Encryption schemes split into two families based on how keys relate to each other, and understanding that split is foundational to almost every secure protocol.
Symmetric encryption
In symmetric cryptography, the same secret key both encrypts and decrypts. AES is the workhorse here. It is extremely fast — modern CPUs have dedicated AES instructions — so it is what actually protects the bulk of your data, whether that is disk volumes or TLS session traffic.
The catch is key distribution. Both parties need the same key, and getting that key to the other side over an untrusted network without an eavesdropper grabbing it is the hard part.
Asymmetric encryption
Asymmetric cryptography uses a key pair: a public key anyone can hold and a private key the owner keeps secret. Data encrypted with the public key can only be decrypted with the private key (confidentiality), and data signed with the private key can be verified with the public key (authenticity). RSA and elliptic-curve schemes are the common examples.
This elegantly solves key distribution — you can hand your public key to the world. The cost is speed: asymmetric operations are orders of magnitude slower and have size limits, so they are unsuitable for encrypting large payloads directly.
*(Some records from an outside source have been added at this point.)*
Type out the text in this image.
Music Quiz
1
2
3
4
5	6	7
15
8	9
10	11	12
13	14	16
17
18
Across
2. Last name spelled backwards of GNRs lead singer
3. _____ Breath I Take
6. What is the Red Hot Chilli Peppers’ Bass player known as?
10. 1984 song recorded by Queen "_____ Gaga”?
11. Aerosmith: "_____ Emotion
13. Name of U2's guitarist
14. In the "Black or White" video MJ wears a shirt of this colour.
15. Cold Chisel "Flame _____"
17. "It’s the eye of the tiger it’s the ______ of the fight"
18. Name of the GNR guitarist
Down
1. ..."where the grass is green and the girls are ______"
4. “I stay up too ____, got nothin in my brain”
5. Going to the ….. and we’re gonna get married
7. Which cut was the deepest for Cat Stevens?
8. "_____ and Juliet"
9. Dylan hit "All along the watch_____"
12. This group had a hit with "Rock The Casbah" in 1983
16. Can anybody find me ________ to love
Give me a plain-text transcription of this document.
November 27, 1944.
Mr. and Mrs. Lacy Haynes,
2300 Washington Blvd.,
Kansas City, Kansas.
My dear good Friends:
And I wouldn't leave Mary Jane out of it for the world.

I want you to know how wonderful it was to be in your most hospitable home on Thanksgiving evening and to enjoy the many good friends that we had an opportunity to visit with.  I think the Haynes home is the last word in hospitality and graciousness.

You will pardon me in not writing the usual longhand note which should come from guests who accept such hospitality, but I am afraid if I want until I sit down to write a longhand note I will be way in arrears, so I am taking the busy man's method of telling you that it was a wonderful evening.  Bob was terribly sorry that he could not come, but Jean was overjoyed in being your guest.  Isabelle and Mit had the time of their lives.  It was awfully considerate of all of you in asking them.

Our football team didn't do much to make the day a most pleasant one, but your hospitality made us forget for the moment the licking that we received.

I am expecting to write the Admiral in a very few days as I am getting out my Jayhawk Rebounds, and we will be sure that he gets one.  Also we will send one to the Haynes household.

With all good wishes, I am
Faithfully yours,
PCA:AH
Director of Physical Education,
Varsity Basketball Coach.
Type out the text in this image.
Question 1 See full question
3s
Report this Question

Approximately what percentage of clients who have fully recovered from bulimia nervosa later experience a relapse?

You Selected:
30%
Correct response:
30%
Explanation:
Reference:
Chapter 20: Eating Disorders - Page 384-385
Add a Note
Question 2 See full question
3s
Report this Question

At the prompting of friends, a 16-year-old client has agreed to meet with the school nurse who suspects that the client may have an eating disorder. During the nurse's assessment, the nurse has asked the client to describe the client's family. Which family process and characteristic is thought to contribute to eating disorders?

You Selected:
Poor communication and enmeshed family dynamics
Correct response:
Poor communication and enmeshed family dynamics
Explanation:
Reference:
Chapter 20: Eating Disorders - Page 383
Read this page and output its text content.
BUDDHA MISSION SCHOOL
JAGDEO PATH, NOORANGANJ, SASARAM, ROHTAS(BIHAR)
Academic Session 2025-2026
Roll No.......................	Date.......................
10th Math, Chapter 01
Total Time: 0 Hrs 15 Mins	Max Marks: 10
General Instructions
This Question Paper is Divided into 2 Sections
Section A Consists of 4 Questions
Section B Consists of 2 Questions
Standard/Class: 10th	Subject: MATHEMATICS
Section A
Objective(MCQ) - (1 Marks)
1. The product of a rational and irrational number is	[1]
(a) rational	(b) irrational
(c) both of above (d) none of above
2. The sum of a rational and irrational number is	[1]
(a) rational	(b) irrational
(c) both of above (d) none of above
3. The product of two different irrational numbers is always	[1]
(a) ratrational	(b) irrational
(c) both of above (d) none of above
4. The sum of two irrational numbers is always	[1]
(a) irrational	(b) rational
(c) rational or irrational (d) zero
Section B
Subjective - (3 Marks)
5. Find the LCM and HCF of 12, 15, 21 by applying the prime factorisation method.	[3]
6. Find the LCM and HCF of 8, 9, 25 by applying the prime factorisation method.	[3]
Why real systems combine them
Practical protocols use a hybrid approach. Asymmetric crypto authenticates the parties and securely establishes a shared symmetric session key; the fast symmetric cipher then encrypts the actual data. TLS does exactly this.
What interviewers look for
A junior candidate should clearly map keys to operations, state that symmetric is fast but has a distribution problem, and — the differentiator — explain that we don't pick one, we combine them in a hybrid scheme.
Likely follow-ups
- Why don't we just encrypt everything with RSA?
- How does a hybrid cryptosystem like TLS combine the two?
- Name a common symmetric and a common asymmetric algorithm.